SEPECAT Jaguar GR3A, XX119, which wears a special paint scheme and is nicknamed ‘Spotty’, is now at 6 Sqn’s current home of RAF Lossiemouth in Moray. This Jaguar received its special scheme to mark the end of the type in RAF service. ‘Spotty’ was the last of the type to be flown by the service and flew into RAF Cosford in Shropshire on July 2, 2007. It was allocated as a ground instructional airframe for aircraft technicians and kept in taxiable condition for use by 238 Squadron – formerly the Line Training Flight – as an aid to teaching aircraft marshallers. When live aircraft were replaced by synthetic methods for this training, XX119 stayed with Cosford’s No 1 School of Technical Training, part of the Defence College of Technical Training.
‘Spotty’ was roaded to Lossiemouth in December and now takes pride of place in 6 Sqn’s hangar. It will also make an appearance at public events at the station.
No.6 Sqn holds the record for the longest unbroken service of any squadron in the world – from 1914 to 2007. The unit was re-formed on the Typhoon in 2010. Wg Cdr Gary Montgomery, Officer Commanding 6 Sqn, said: “Today is a chance to look back over 6 Squadron’s significant operational heritage which spans over 50 years of deployed operations and significant milestones.
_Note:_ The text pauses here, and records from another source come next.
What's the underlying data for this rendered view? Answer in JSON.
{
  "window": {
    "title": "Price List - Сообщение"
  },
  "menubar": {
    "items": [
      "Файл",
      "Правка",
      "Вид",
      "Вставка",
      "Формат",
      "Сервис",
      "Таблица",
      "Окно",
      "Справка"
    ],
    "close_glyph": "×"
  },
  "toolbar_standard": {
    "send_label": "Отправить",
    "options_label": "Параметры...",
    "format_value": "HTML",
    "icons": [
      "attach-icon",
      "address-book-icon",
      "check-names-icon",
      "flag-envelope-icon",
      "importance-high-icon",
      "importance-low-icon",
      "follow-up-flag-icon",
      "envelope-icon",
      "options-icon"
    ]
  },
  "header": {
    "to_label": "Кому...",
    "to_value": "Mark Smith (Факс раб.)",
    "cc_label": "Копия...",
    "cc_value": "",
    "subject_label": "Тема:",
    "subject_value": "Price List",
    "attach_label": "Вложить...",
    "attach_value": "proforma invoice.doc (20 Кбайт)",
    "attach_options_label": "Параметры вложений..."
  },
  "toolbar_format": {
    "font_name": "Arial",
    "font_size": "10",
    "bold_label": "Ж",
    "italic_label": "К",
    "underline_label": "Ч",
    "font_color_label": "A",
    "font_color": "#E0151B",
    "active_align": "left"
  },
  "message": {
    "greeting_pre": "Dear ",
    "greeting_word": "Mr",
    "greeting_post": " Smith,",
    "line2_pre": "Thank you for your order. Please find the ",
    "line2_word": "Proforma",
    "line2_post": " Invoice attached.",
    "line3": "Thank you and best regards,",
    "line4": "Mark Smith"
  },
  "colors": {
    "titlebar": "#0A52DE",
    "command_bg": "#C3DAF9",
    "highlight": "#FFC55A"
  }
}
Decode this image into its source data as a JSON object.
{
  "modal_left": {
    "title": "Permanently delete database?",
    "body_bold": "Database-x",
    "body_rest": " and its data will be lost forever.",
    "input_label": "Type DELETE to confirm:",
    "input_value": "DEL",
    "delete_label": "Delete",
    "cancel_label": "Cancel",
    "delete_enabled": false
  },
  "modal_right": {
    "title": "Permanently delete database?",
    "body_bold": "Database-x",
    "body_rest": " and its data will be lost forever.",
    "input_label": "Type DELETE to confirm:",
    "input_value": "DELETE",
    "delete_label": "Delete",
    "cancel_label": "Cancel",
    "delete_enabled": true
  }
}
“From the First World War, which saw us earn the first air combat Victoria Cross, through to the Second World War where we gained our nickname of the Flying Can Openers, and beyond, there is much for our personnel to reflect on.
“We spent 33 years operating the Jaguar and as the last squadron to operate XX119, she holds a special place in our hearts. It is an honour to be able to unveil her as we mark our 110th anniversary.”